Voilà un soliste qui fait redécouvrir chacune des pages qu'il sert. Sous ses doigts semble se créer là l'Andantino central, comme n'ayant jamais existé, pour ainsi dire, sorte de géniale improvisation. On admire la souplesse de l'expressivité qui jamais ne cède au spectaculaire, toutefois, pénétrant plus profondément l'introspection de ce mouvement jusqu'au surprenant final quasi constructiviste que Slatkin ne parvient pas à rendre pleinement, exaltant le tutti en omettant d'en soigner les timbres. Bien au delà de la virtuosité telle qu'habituellement conçue, Denis Matsuev marie la clarté du dessin à l'énigme du discours, non sans lyrisme, dans l'Allegro conclusif. Acclamé, il remercie le public avec trois bis, le dernier consistant en une « polissonnerie » sur Il barbiere di Siviglia sacrifiant, à l'inverse, au spectacle – sympathique, somme toute.
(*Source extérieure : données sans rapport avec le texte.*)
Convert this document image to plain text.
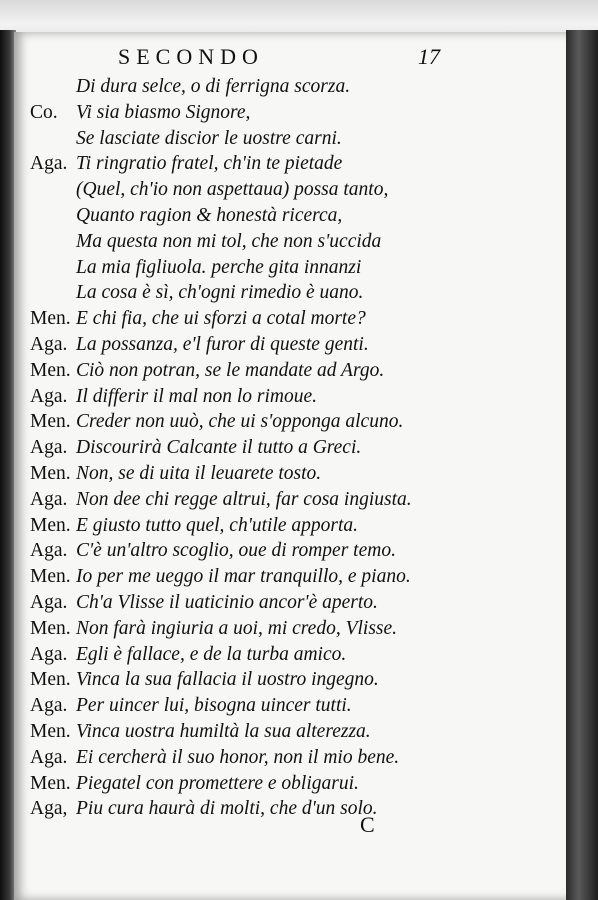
SECONDO	17
Di dura selce, o di ferrigna scorza.
Co. Vi sia biasmo Signore,
Se lasciate discior le uostre carni.
Aga. Ti ringratio fratel, ch'in te pietade
(Quel, ch'io non aspettaua) possa tanto,
Quanto ragion & honestà ricerca,
Ma questa non mi tol, che non s'uccida
La mia figliuola. perche gita innanzi
La cosa è sì, ch'ogni rimedio è uano.
Men. E chi fia, che ui sforzi a cotal morte?
Aga. La possanza, e'l furor di queste genti.
Men. Ciò non potran, se le mandate ad Argo.
Aga. Il differir il mal non lo rimoue.
Men. Creder non uuò, che ui s'opponga alcuno.
Aga. Discourirà Calcante il tutto a Greci.
Men. Non, se di uita il leuarete tosto.
Aga. Non dee chi regge altrui, far cosa ingiusta.
Men. E giusto tutto quel, ch'utile apporta.
Aga. C'è un'altro scoglio, oue di romper temo.
Men. Io per me ueggo il mar tranquillo, e piano.
Aga. Ch'a Vlisse il uaticinio ancor'è aperto.
Men. Non farà ingiuria a uoi, mi credo, Vlisse.
Aga. Egli è fallace, e de la turba amico.
Men. Vinca la sua fallacia il uostro ingegno.
Aga. Per uincer lui, bisogna uincer tutti.
Men. Vinca uostra humiltà la sua alterezza.
Aga. Ei cercherà il suo honor, non il mio bene.
Men. Piegatel con promettere e obligarui.
Aga, Piu cura haurà di molti, che d'un solo.
C
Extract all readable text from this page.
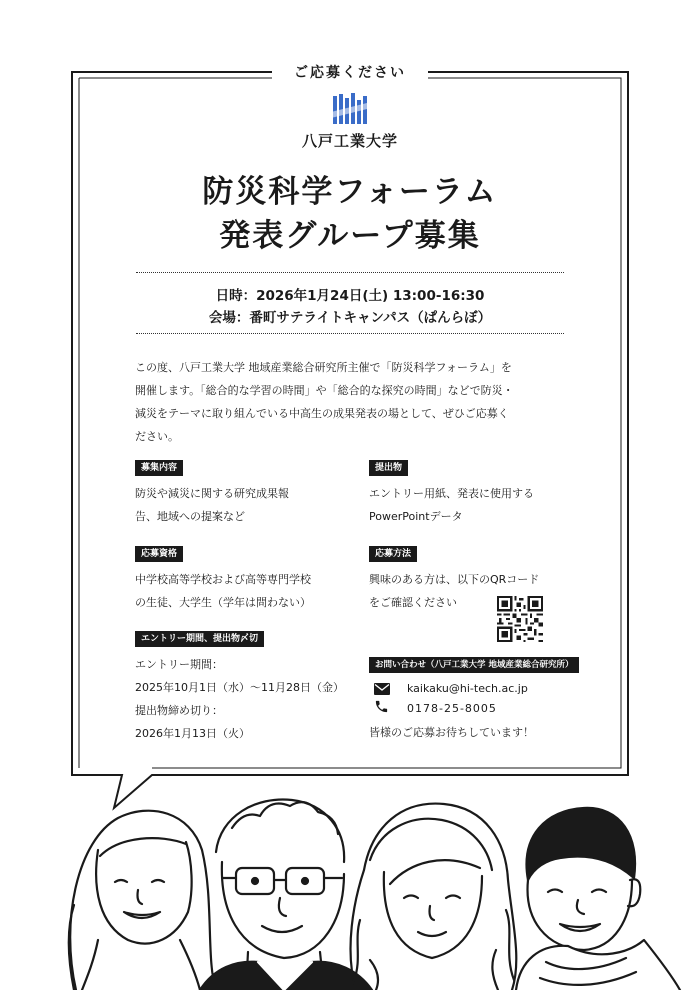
ご応募ください
八戸工業大学
防災科学フォーラム
発表グループ募集
日時：2026年1月24日(土) 13:00-16:30
会場：番町サテライトキャンパス（ぱんらぼ）
この度、八戸工業大学 地域産業総合研究所主催で「防災科学フォーラム」を
開催します。「総合的な学習の時間」や「総合的な探究の時間」などで防災・
減災をテーマに取り組んでいる中高生の成果発表の場として、ぜひご応募く
ださい。
募集内容

防災や減災に関する研究成果報

告、地域への提案など

応募資格

中学校高等学校および高等専門学校

の生徒、大学生（学年は問わない）

エントリー期間、提出物〆切

エントリー期間：

2025年10月1日（水）～11月28日（金）

提出物締め切り：

2026年1月13日（火）

提出物

エントリー用紙、発表に使用する

PowerPointデータ

応募方法

興味のある方は、以下のQRコード

をご確認ください

お問い合わせ（八戸工業大学 地域産業総合研究所）
kaikaku@hi-tech.ac.jp
0178-25-8005
皆様のご応募お待ちしています！
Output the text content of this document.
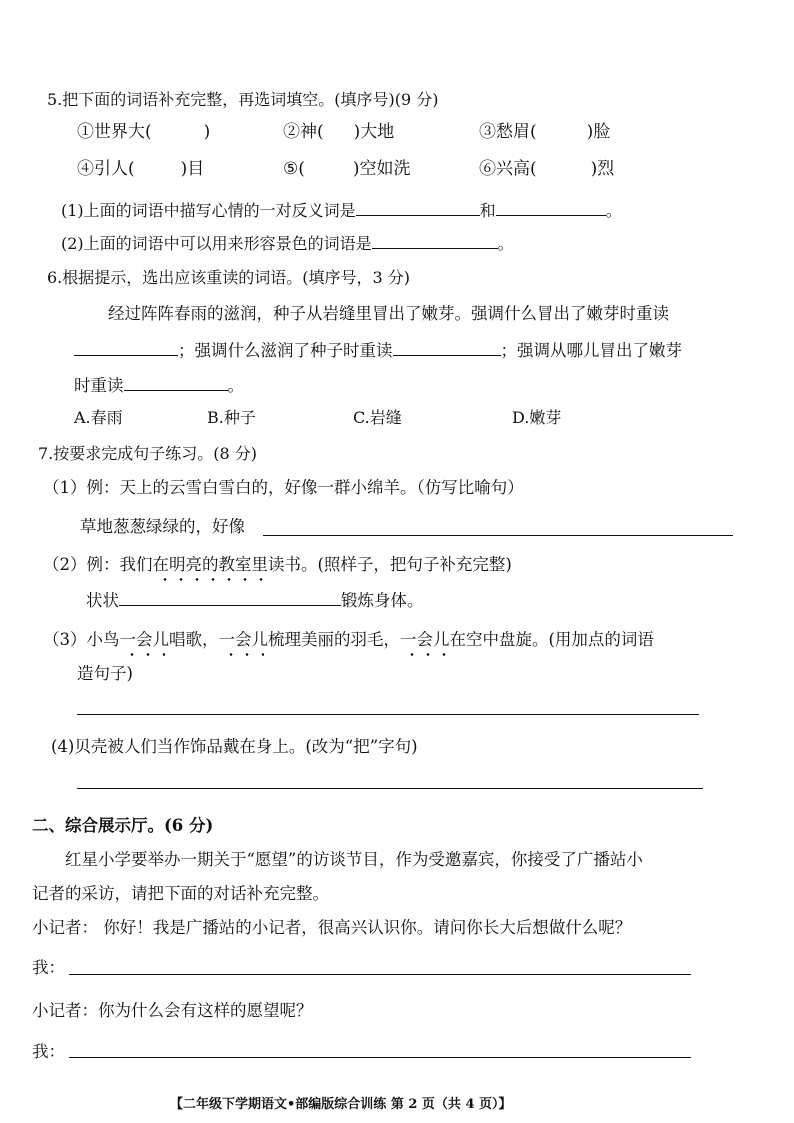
5.把下面的词语补充完整，再选词填空。(填序号)(9 分)
①世界大(	)	②神( )大地	③愁眉(	)脸
④引人(	)目	⑤(	)空如洗	⑥兴高(	)烈
(1)上面的词语中描写心情的一对反义词是	和	。
(2)上面的词语中可以用来形容景色的词语是	。
6.根据提示，选出应该重读的词语。(填序号，3 分)
经过阵阵春雨的滋润，种子从岩缝里冒出了嫩芽。强调什么冒出了嫩芽时重读
；强调什么滋润了种子时重读	；强调从哪儿冒出了嫩芽
时重读	。
A.春雨	B.种子	C.岩缝	D.嫩芽
7.按要求完成句子练习。(8 分)
（1）例：天上的云雪白雪白的，好像一群小绵羊。（仿写比喻句）
草地葱葱绿绿的，好像
（2）例：我们在明亮的教室里读书。(照样子，把句子补充完整)
状状	锻炼身体。
（3）小鸟一会儿唱歌，一会儿梳理美丽的羽毛，一会儿在空中盘旋。(用加点的词语
造句子)
(4)贝壳被人们当作饰品戴在身上。(改为“把”字句)
二、综合展示厅。(6 分)
红星小学要举办一期关于“愿望”的访谈节目，作为受邀嘉宾，你接受了广播站小
记者的采访，请把下面的对话补充完整。
小记者： 你好！我是广播站的小记者，很高兴认识你。请问你长大后想做什么呢？
我：
小记者：你为什么会有这样的愿望呢？
我：
【二年级下学期语文•部编版综合训练 第 2 页（共 4 页）】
Une trentaine d'années avant l'opéra éponyme de Sergueï Rachmaninov [lire notre chronique du 21 mai 2010], Piotr Tchaïkovski s'immergeait dans le quatrième chant de l'Enfer de Dante et livrait bientôt une Fantaisie Op.32, Francesca da Rimini, que créera Nikolaï Rubinstein à Moscou en févier 1877. De cette succession dramatique de quatre mouvements, Leonard Slatkin dirige une version ultra romantique et largement contrastée, comme sous le choc du concerto précédent. Assurément, les instrumentistes de l'Orchestre Philharmonique de Radio France, plus familiarisés avec cette partition régulièrement donnée, sont plus à même d'y exprimer leur talent.